Проэдр Василий знал этого полководца — он никогда не действовал без оглядки, а постепенно собирал силы, подкрадывался к врагу, умел выбрать наиболее выгодный случай и налетал, как буря.

Теперь, провозгласив себя императором, Вард Склир не появлялся на берегах Босфора, но проэдр Василий знал, что он собирает в Малой Азии силы, рано или поздно пойдет на столицу Империи.

Тревожила Василия и ближайшая соседка — Болгария. Византии приходилось теперь расплачиваться за то, что император Никифор Фока разорвал мир с Болгарией и объявил ей войну за то, что он же призвал русского князя Святослава покорять болгар. Русов и болгар он не поссорил, наоборот, их общий гнев обрушился на Византию, императору Иоанну Цимисхию слишком дорогой ценой пришлось покупать мир с князем Святославом.

Единственным, пожалуй, достижением Византии было то, что Болгария ныне рассечена пополам: ее земли у Русского моря до Дуная и Эгейского моря до Лариссы захватила Империя. Болгарам остались только горы и равнины — Западная Болгария.
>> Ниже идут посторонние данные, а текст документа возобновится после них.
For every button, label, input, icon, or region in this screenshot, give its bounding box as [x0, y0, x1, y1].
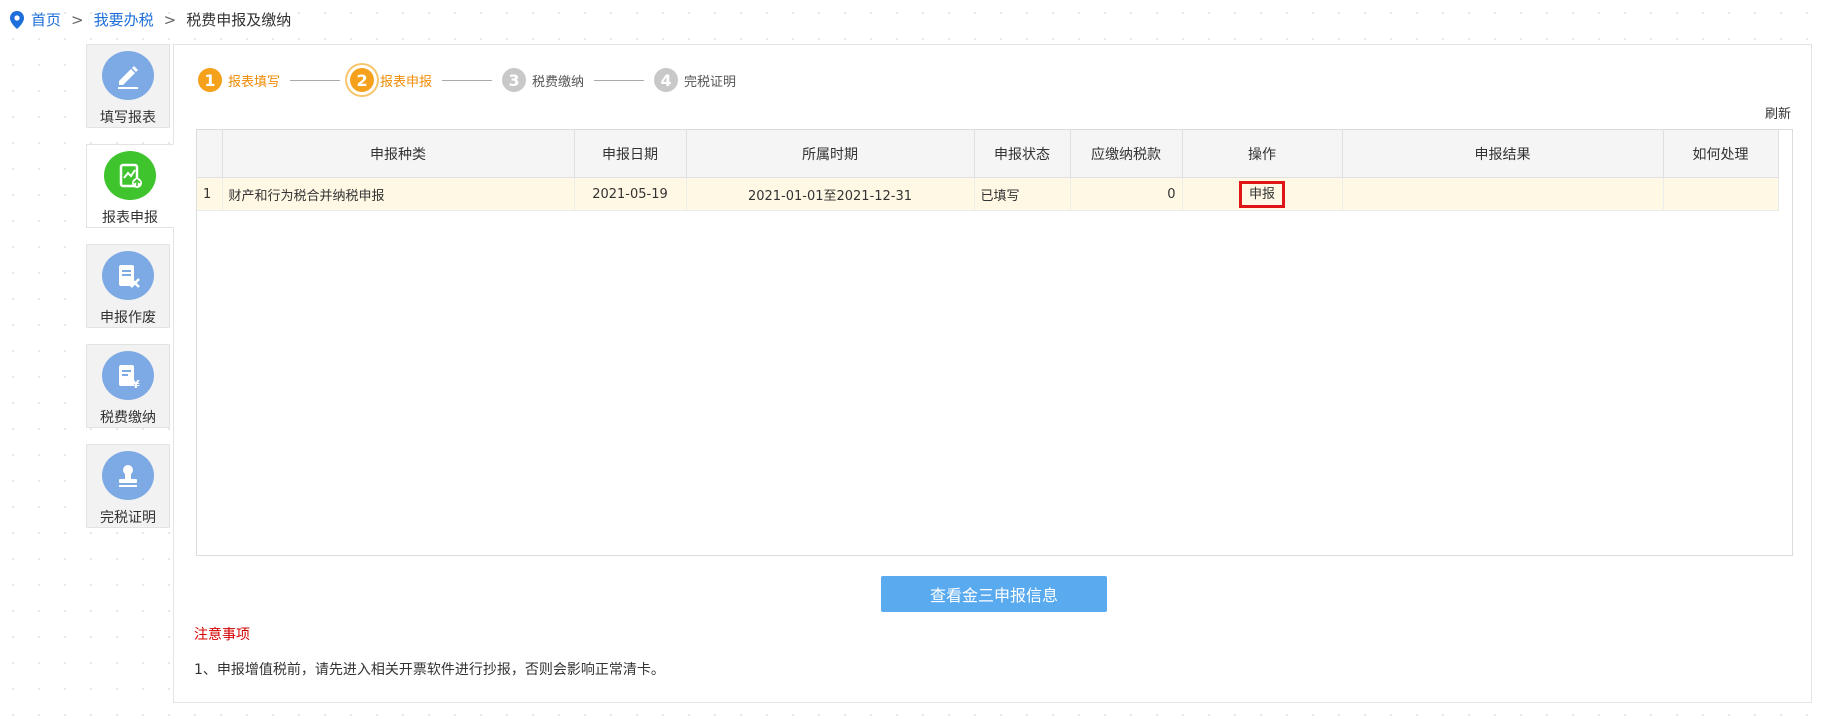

Но именно эти-то горы и были угрозой для Византии: туда уходили все болгары, которым невыносимо было жить под ярмом Империи, там пастух бросал пастбища в брал в руки лук, там пахарь оставлял в борозде рало и обнажал меч…

Их вели против Византии охридский комит Николай Шишман и сыновья его Давид и Моисей. Их не стало, но были живы и возглавляли непокоренных болгар остальные два сына Николая — Самуил и Аарон.

Войска Самуила и Аарона выступили, во главе их шел Самуил, победно захвативший всю Фессалию, он взял Солунь, Лариссу, уже близится к берегам Эгейского моря; Аарон же уничтожает отряды акритов Македонии, угрожает Филиппополю.

3

В Константинополе начался переполох. Далеко до Малой Азии, но всем известно, что там поднял восстание и объявил себя императором Вард Склир.

Константинополь знает Склира; это один из лучших, а возможно, и самый лучший полководец Империи, который после смерти Цимисхия стал доместиком схол в Малой Азии, а позднее властителем Антиохии. Одного его имени боялись враги, ныне перед ним, как перед новым императором, который идет откуда-то из Азии и скоро появится на Босфоре, трепещет, содрогается вся столица.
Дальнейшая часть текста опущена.